Pro-surfer Peter Drouyn has been living life as Westerly Windina for the last ten years.
In the 60s and 70s, Australian Peter Drouyn was one of the world's top surfers. He was Australian champion in 1970 and is credited with inventing today's 'man-on man' competition format.
Drouyn competing in the Australian titles at Coolangatta in 1966. Photo: John Pennings.
"He challenged four-time world champion Mark Richards to a man-on-man showdown. He was flamboyant and theatrical," says surfing journalist Jamie Brisick.
Drouyn, now Westerly Windina, is surfing's only competitor of note to come out as transgendered.
"She referred to Peter, her former self, in the third person past tense. It was like I was talking to Peter's mother about her deceased child. She was charming, smart, witty, funny."
"I felt a sort of kinship with her. I have felt like a pariah or an outcast in the surf world before. I know that she did too. That was common ground."
Westerly with six-time world surfing champion Steph Gilmore at Surfing Australia's 50th anniversary.

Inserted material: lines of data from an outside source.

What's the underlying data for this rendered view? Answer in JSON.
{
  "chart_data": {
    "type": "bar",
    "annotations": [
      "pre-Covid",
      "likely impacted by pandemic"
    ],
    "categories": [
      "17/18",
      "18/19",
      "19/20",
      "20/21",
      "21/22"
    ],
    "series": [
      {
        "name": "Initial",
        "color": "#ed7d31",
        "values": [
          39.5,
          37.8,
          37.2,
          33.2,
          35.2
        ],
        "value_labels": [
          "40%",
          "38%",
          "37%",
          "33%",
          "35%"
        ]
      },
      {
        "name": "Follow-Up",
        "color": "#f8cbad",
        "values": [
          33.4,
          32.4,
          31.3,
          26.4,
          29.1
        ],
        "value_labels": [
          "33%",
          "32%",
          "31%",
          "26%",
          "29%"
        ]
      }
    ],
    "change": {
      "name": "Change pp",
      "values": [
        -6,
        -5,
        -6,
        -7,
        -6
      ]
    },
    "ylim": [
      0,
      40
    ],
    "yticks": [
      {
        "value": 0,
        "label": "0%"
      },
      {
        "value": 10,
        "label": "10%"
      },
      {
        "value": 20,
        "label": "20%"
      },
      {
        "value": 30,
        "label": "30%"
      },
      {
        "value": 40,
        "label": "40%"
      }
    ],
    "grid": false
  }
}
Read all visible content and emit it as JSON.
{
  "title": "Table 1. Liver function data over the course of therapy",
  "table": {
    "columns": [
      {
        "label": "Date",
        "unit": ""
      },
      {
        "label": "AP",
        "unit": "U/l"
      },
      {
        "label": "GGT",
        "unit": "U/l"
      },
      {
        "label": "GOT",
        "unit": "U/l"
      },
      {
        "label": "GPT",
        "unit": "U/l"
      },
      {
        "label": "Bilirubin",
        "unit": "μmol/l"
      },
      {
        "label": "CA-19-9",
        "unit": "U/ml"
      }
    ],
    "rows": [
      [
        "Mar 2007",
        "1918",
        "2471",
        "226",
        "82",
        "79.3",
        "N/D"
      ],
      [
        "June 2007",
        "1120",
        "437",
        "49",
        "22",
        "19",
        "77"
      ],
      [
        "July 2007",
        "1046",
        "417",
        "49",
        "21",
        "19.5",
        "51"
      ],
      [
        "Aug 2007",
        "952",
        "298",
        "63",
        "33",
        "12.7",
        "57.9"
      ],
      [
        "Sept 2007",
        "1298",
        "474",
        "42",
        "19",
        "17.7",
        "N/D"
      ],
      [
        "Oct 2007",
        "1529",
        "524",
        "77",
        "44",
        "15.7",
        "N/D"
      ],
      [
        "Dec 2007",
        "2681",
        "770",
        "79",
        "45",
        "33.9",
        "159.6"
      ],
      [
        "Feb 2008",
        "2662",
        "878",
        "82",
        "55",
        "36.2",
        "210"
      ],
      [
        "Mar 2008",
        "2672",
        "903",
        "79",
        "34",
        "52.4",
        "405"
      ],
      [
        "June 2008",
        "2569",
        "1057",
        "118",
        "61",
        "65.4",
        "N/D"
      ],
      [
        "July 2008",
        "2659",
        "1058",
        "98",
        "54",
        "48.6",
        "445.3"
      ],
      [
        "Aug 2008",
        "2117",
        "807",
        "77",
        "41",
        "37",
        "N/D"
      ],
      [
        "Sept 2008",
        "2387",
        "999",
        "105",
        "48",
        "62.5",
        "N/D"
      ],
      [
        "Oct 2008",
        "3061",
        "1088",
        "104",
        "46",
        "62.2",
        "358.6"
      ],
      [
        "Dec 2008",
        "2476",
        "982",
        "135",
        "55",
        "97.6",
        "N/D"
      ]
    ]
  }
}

Jamie Brisick's book traces Drouyn's journey to becoming Westerly Windina. "It's as if there's an abyss between male and female, and anyone that doesn't neatly fit into either one falls into a place where it's hard to get work, acceptance."
Westerly's story has taught Brisick "that we are strange, complex and often contradictory creatures. That we need to be accepting of one another. That we are all just getting by."